A federal judge told Shawn Brooks at his sentencing Friday he was lucky no one was killed in the violent, 2016 robbery spree that ended with a plan to "pop" a gas station clerk if he didn't immediately hand over money.
Nathan Ehrenberg had been counting cigarettes at Roc's Stop and Shop when he turned around and heard gunshots.
It wasn't until Brooks and Marcus Remus ran out without any money that he even realized he'd been hit by a gunshot, he told the jury at Brooks' trial in January.
"Fortunately, Remus was a scared, out-of-his league, poor shooter or you would have been facing a murder charge along with him," Chief U.S. District Judge John Gerrard told Brooks.
A fingerprint left behind on a plastic bag and DNA on the gun that an expert connected to three of the robberies through shell casings and bullets left at the scenes all tied to Remus, who testified against Brooks.
Brooks denied he had anything to do with it. But the jury found him guilty of 13 charges: six robbery counts, six gun counts and a single conspiracy charge.
"Unfortunately, this was one of the most violent crime sprees that the city of Lincoln has seen in the last few years," Assistant U.S. Attorney Lesley Woods said Friday.
It all seemed unnecessary, she said.
Ehrenberg had been shot, and the suspects got away with nothing. Others were shot at for "$100 give or take," Woods said.
She said violence increased though the robberies themselves weren't more successful.

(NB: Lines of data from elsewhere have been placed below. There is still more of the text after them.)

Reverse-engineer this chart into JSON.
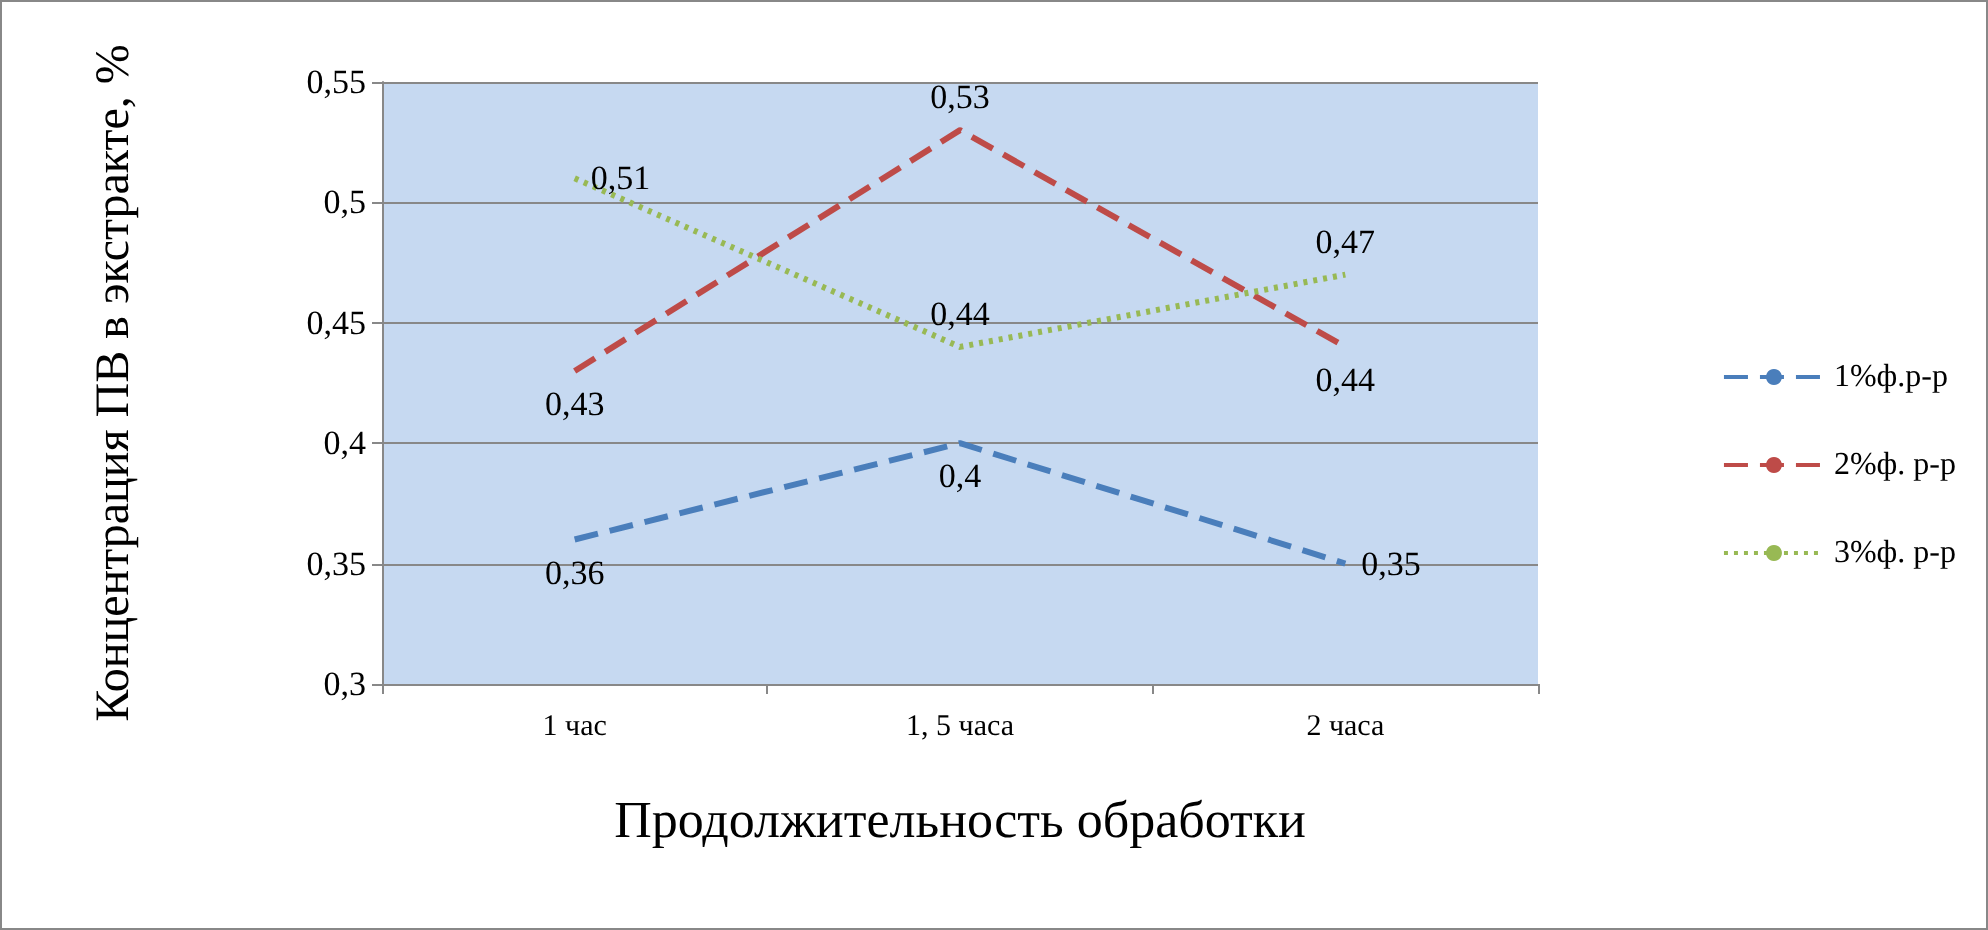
{
  "chart_data": {
    "type": "line",
    "xlabel": "Продолжительность обработки",
    "ylabel": "Концентрация ПВ в экстракте, %",
    "categories": [
      "1 час",
      "1, 5 часа",
      "2 часа"
    ],
    "series": [
      {
        "name": "1%ф.р-р",
        "color": "#4a7ebb",
        "values": [
          0.36,
          0.4,
          0.35
        ],
        "value_labels": [
          "0,36",
          "0,4",
          "0,35"
        ],
        "line_style": "dashed"
      },
      {
        "name": "2%ф. р-р",
        "color": "#be4b48",
        "values": [
          0.43,
          0.53,
          0.44
        ],
        "value_labels": [
          "0,43",
          "0,53",
          "0,44"
        ],
        "line_style": "dashed"
      },
      {
        "name": "3%ф. р-р",
        "color": "#98b954",
        "values": [
          0.51,
          0.44,
          0.47
        ],
        "value_labels": [
          "0,51",
          "0,44",
          "0,47"
        ],
        "line_style": "dotted"
      }
    ],
    "ylim": [
      0.3,
      0.55
    ],
    "yticks": [
      {
        "value": 0.3,
        "label": "0,3"
      },
      {
        "value": 0.35,
        "label": "0,35"
      },
      {
        "value": 0.4,
        "label": "0,4"
      },
      {
        "value": 0.45,
        "label": "0,45"
      },
      {
        "value": 0.5,
        "label": "0,5"
      },
      {
        "value": 0.55,
        "label": "0,55"
      }
    ],
    "grid": "y",
    "legend": "right",
    "marker": "none"
  }
}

In the first robbery, at A's Stop and Shop on Nov. 29, 2016, Brooks pointed Remus' rifle at the clerk, Remus told the jury. The two traded it for a .25-caliber Bryco handgun before the next robberies, Dec. 15 at the Super C and Dec. 23 at the Git 'N Split.

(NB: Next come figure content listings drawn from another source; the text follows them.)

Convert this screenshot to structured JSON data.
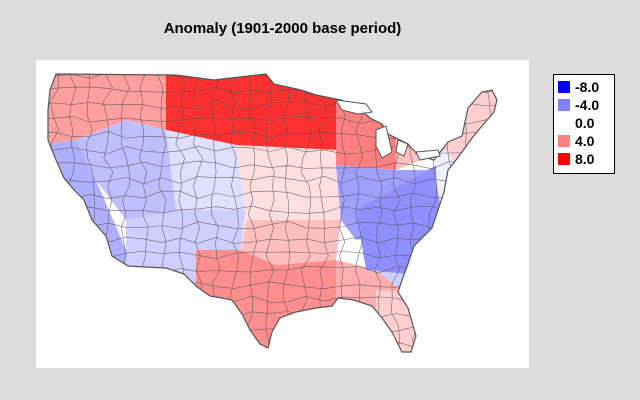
{
  "title": "Anomaly (1901-2000 base period)",
  "legend": {
    "entries": [
      {
        "label": "-8.0",
        "color": "#0000ff"
      },
      {
        "label": "-4.0",
        "color": "#8080ff"
      },
      {
        "label": "0.0",
        "color": "#ffffff"
      },
      {
        "label": "4.0",
        "color": "#ff8080"
      },
      {
        "label": "8.0",
        "color": "#ff0000"
      }
    ]
  },
  "map": {
    "region": "contiguous-united-states",
    "divisions": "climate-divisions",
    "outline_color": "#555555",
    "scale_min": -8.0,
    "scale_max": 8.0,
    "zones": [
      {
        "name": "northern-plains",
        "anomaly": 6.5
      },
      {
        "name": "upper-midwest",
        "anomaly": 4.0
      },
      {
        "name": "northwest",
        "anomaly": 3.0
      },
      {
        "name": "california",
        "anomaly": -2.5
      },
      {
        "name": "great-basin",
        "anomaly": -2.0
      },
      {
        "name": "southwest",
        "anomaly": -1.5
      },
      {
        "name": "rockies",
        "anomaly": -1.0
      },
      {
        "name": "central-plains",
        "anomaly": 1.0
      },
      {
        "name": "southern-plains",
        "anomaly": 2.0
      },
      {
        "name": "texas",
        "anomaly": 3.5
      },
      {
        "name": "gulf-coast",
        "anomaly": 2.5
      },
      {
        "name": "ohio-valley",
        "anomaly": -3.0
      },
      {
        "name": "appalachians",
        "anomaly": -3.5
      },
      {
        "name": "southeast",
        "anomaly": -1.5
      },
      {
        "name": "florida",
        "anomaly": 1.5
      },
      {
        "name": "mid-atlantic",
        "anomaly": -0.5
      },
      {
        "name": "great-lakes",
        "anomaly": 2.0
      },
      {
        "name": "new-england",
        "anomaly": 1.5
      }
    ]
  }
}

In the last three, Dec. 26 at a U-Stop, Dec. 28 at Union Bank and Trust at 68th and O streets and Dec. 30 at Roc's Stop and Shop, they fired shots when clerks and tellers didn't move fast enough, Remus said.

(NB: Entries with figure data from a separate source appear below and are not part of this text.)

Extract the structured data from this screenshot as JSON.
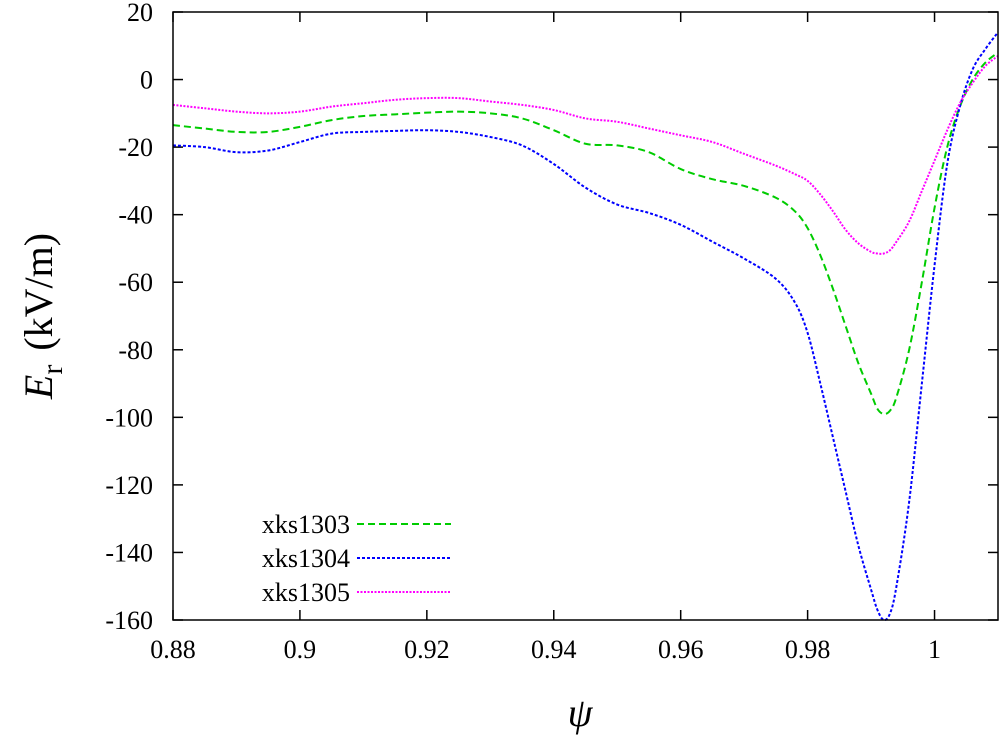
{
  "chart_data": {
    "type": "line",
    "title": "",
    "xlabel": "ψ",
    "ylabel_symbol": "E",
    "ylabel_subscript": "r",
    "ylabel_unit": "(kV/m)",
    "xlim": [
      0.88,
      1.01
    ],
    "ylim": [
      -160,
      20
    ],
    "x_ticks": [
      0.88,
      0.9,
      0.92,
      0.94,
      0.96,
      0.98,
      1.0
    ],
    "x_tick_labels": [
      "0.88",
      "0.9",
      "0.92",
      "0.94",
      "0.96",
      "0.98",
      "1"
    ],
    "y_ticks": [
      20,
      0,
      -20,
      -40,
      -60,
      -80,
      -100,
      -120,
      -140,
      -160
    ],
    "y_tick_labels": [
      "20",
      "0",
      "-20",
      "-40",
      "-60",
      "-80",
      "-100",
      "-120",
      "-140",
      "-160"
    ],
    "grid": false,
    "legend_position": "bottom-left",
    "series": [
      {
        "name": "xks1303",
        "color": "#00cc00",
        "dash": "dashed",
        "x": [
          0.88,
          0.885,
          0.89,
          0.895,
          0.9,
          0.905,
          0.91,
          0.915,
          0.92,
          0.925,
          0.93,
          0.935,
          0.94,
          0.945,
          0.95,
          0.955,
          0.96,
          0.965,
          0.97,
          0.975,
          0.978,
          0.98,
          0.982,
          0.984,
          0.986,
          0.988,
          0.99,
          0.991,
          0.992,
          0.993,
          0.994,
          0.996,
          0.998,
          1.0,
          1.002,
          1.004,
          1.006,
          1.008,
          1.01
        ],
        "y": [
          -13.5,
          -14.5,
          -15.5,
          -15.5,
          -14.0,
          -12.0,
          -10.8,
          -10.3,
          -9.8,
          -9.5,
          -10.0,
          -11.5,
          -15.0,
          -19.0,
          -19.5,
          -21.5,
          -26.5,
          -29.5,
          -31.5,
          -35.0,
          -39.0,
          -44.0,
          -52.0,
          -62.0,
          -73.0,
          -84.0,
          -93.0,
          -97.5,
          -99.0,
          -98.0,
          -94.0,
          -80.0,
          -60.0,
          -38.0,
          -20.0,
          -8.0,
          0.0,
          5.0,
          8.0
        ]
      },
      {
        "name": "xks1304",
        "color": "#0000ff",
        "dash": "dotted",
        "x": [
          0.88,
          0.885,
          0.89,
          0.895,
          0.9,
          0.905,
          0.91,
          0.915,
          0.92,
          0.925,
          0.93,
          0.935,
          0.94,
          0.945,
          0.95,
          0.955,
          0.96,
          0.965,
          0.97,
          0.975,
          0.978,
          0.98,
          0.982,
          0.984,
          0.986,
          0.988,
          0.99,
          0.991,
          0.992,
          0.993,
          0.994,
          0.996,
          0.998,
          1.0,
          1.002,
          1.004,
          1.006,
          1.008,
          1.01
        ],
        "y": [
          -19.5,
          -20.0,
          -21.5,
          -21.0,
          -18.5,
          -16.0,
          -15.5,
          -15.2,
          -15.0,
          -15.5,
          -17.0,
          -19.5,
          -25.0,
          -32.0,
          -37.0,
          -39.5,
          -43.0,
          -48.0,
          -53.0,
          -59.0,
          -66.0,
          -75.0,
          -90.0,
          -106.0,
          -122.0,
          -138.0,
          -151.0,
          -157.0,
          -160.0,
          -158.0,
          -150.0,
          -125.0,
          -90.0,
          -55.0,
          -25.0,
          -8.0,
          3.0,
          9.0,
          14.0
        ]
      },
      {
        "name": "xks1305",
        "color": "#ff00ff",
        "dash": "dotted-fine",
        "x": [
          0.88,
          0.885,
          0.89,
          0.895,
          0.9,
          0.905,
          0.91,
          0.915,
          0.92,
          0.925,
          0.93,
          0.935,
          0.94,
          0.945,
          0.95,
          0.955,
          0.96,
          0.965,
          0.97,
          0.975,
          0.978,
          0.98,
          0.982,
          0.984,
          0.986,
          0.988,
          0.99,
          0.991,
          0.992,
          0.993,
          0.994,
          0.996,
          0.998,
          1.0,
          1.002,
          1.004,
          1.006,
          1.008,
          1.01
        ],
        "y": [
          -7.5,
          -8.5,
          -9.5,
          -10.0,
          -9.5,
          -8.0,
          -7.0,
          -6.0,
          -5.5,
          -5.5,
          -6.5,
          -7.5,
          -9.0,
          -11.5,
          -12.5,
          -14.5,
          -16.5,
          -18.5,
          -22.0,
          -25.5,
          -28.0,
          -30.0,
          -34.0,
          -39.0,
          -44.5,
          -48.5,
          -51.0,
          -51.5,
          -51.5,
          -50.5,
          -48.0,
          -42.0,
          -33.0,
          -24.0,
          -15.0,
          -7.0,
          -1.0,
          4.0,
          7.0
        ]
      }
    ]
  }
}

Jurors watched videos of each, the robbers in and out in less than 30 seconds.
"The truth of the matter is, we are confident at this point that when Mr. Brooks is in prison our city is a safer place to live, to go get gas, to make a bank deposit," Woods said.
Brooks' attorney, Nancy Peterson, said there is a tremendous amount of tragedy on both sides and it's unfortunate the potential that has been wasted in this case.
"If there was room for leniency we would beg for leniency," she said.
At the hearing, Brooks, 28, said simply "no" when asked if he wanted to say anything.
He made it clear he intends to appeal.
Gerrard said this wasn't Brooks' first rodeo, calling his record "atrocious." It includes assaults, theft, burglaries, possession of controlled substances, assaults on corrections officers, and now multiple armed robberies, he said.
Victims at each were scared to death, Gerrard said.
"Other than actually committing murder, this is the top of the chain of violence and the public needs protection from you, and they will get it," the judge said.
And he sentenced Brooks to 40 years and ordered him to pay $2,271 in restitution.
In federal prison, inmates only can get up to 56 days of good time a year, if they earn it.